Никому его добрая подсказка, светлая улыбка не в помеху, слово веселое — не коряга под заступом.
У красной доски постоял, всех знакомых и незнакомых перечитал. Силантьева со Стрижевой на красной доске, на верхней строке, вот уже третий день стоят рядышком. И больно хорошо: ни той, ни другой не обидно, обе угодили на богатый пласт. Значит, обеим помог Андроныч.
Табакерку потряс, вынул из шляпы, развернул газетку, еще раз прочитал, кого больше всех хвалят. Силантьевой и Стрижевой чести воздано поровну.
В редакцию газеты заглянул. И здесь Андронычу рады. Табакерку вынул, предложил всем и сам почихал Андроныч и дальше пошел.
Дело к вечеру. Белый пар клубится над поймами. Стрижева глянула, как спорится у Силантьевой, и снова за дело.
— Те не кончили еще! Давайте и мы!
Кипит работа. Уже молочный туман берега соседней реки кутает. Роса падает на траву. Силантьева глянула, как дела у Стрижевой.
— Нынче обогнать хотят. Не выйдет. Давайте и мы!
Снова работают.
Скрылось солнце за горой. Бузинником пахнет, от земли поплыла сырость. Черный город сумерки заволакивают. Ни Силантьева, ни Стрижева первой с болота уйти не хотят. А меж участками целое широкое поле. Вот один гидромонитор будто умолк. На поселке гармонь запела. Силантьева глянула. Ничего не видно на том краю. Послушала — не слышно.
— Кончила Стрижева. Ушли. А мы давайте, девчата, еще полчасика, да вон той тропой мимо бочажка пройдем домой, скажем, заходили купаться на реку.
Стрижева глянула на ту сторону поля — ничего не видно, никого не слышно.
— Ушла Силантьева. Обгоним их. Давайте еще полчасика, а домой мимо того бочажка пойдем, скажем, ноги мыть на речку заходили!
Стараются девушки и не ведают, что там тоже работа кипит. На бочажке-то две бригады и встретились.
— Эх, на вас и ночи нет, с болота вас не выгонишь, мы уж успели выкупаться, — начала Силантьева.
— Мы уже успели ноги вымыть, а вы все стараетесь обогнать, — свое говорит Стрижева.
Но у тех и других ноги в торфяной жиже, брезентовые голицы в грязи.
— Мы искали Огневичка-Мохыча след, — Стрижева смеется.
— А мы давно с ним договор заключили, он нам свой след уступил, — сообщает Силантьева.
Опять на красной доске, на верхней строке, стоят имена двух подруг рядышком. Прон Андроныч к этой ли, к той ли бригаде днем подойдет, полюбуется на работу, обязательно пошутит:
— Ваше счастье — вам богатый пласт. А за то, что я порадел, след Огневичка указал, не лишне бы попотчевать Андроныча, на первый раз ну хоть сто бы граммов…

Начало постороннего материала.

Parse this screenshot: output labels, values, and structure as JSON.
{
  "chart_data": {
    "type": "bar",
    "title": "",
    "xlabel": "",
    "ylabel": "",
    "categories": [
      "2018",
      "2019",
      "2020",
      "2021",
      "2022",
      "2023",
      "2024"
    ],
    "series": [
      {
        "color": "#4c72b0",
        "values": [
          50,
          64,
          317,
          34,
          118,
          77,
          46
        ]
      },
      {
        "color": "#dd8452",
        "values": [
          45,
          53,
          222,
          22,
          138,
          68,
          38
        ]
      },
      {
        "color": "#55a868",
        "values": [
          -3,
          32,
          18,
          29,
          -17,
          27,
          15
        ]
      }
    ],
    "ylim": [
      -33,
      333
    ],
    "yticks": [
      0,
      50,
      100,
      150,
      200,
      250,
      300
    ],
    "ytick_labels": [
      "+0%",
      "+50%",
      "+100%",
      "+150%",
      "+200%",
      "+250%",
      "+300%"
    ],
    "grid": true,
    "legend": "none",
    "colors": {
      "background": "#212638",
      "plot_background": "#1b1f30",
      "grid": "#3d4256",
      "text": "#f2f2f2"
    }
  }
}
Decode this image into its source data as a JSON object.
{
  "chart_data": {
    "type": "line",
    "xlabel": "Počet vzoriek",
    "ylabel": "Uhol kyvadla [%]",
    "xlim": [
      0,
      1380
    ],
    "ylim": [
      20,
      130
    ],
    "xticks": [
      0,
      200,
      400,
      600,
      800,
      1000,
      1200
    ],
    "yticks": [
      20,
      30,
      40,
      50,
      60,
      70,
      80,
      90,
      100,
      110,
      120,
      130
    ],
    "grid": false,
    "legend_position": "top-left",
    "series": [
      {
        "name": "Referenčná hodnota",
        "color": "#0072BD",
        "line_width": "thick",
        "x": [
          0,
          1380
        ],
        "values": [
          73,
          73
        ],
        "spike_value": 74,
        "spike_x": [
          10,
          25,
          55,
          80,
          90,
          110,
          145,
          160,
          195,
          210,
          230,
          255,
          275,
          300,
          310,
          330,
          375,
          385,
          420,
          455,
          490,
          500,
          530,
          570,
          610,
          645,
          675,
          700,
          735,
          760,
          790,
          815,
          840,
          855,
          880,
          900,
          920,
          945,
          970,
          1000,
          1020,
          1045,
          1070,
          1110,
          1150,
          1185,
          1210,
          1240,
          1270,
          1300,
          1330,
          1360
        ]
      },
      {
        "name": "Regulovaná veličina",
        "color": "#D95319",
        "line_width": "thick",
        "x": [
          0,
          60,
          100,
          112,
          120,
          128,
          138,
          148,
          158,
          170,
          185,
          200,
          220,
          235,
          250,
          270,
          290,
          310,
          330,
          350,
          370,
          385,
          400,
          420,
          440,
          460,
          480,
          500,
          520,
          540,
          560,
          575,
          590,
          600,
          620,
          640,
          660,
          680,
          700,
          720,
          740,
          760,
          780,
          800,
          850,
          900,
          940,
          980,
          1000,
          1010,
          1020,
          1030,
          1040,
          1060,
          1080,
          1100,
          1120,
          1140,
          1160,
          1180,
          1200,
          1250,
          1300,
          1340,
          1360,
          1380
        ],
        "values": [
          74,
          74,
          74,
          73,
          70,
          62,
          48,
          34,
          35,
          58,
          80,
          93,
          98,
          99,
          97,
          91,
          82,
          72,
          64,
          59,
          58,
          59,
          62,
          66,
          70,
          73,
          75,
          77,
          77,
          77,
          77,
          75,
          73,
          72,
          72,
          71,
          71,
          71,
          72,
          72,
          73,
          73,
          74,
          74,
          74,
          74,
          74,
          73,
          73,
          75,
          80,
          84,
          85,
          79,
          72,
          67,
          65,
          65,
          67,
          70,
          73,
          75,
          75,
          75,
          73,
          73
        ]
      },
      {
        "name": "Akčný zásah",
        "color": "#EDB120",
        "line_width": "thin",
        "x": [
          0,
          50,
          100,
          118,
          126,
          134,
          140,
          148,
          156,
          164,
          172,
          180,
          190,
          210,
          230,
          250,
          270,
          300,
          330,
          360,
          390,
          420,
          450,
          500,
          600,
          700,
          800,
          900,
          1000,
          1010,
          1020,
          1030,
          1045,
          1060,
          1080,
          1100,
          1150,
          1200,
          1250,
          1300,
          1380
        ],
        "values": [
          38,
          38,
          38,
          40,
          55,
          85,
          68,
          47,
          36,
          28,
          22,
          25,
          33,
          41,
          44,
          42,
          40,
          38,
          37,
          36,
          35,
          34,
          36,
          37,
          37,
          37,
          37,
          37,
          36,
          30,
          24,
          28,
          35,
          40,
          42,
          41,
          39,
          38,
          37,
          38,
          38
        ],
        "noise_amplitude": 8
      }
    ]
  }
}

Не нужны ему сто граммов, а так, к слову.
С гулянки вернулась Силантьева с подругами, спать укладываются, уговариваются: дескать, завтра рано встанем, Стрижева распелась, с гармонистом Петей-мотористом осталась, завтра не проспала бы гулена, за ней обязательно зайдем, чтобы не отстала. Шепчет Силантьева, с устатку на полуслове засыпает. Умаялась за день да наплясалась еще вечером, ноют, мозжат косточки, отдыху просят, рады они мягкой постели.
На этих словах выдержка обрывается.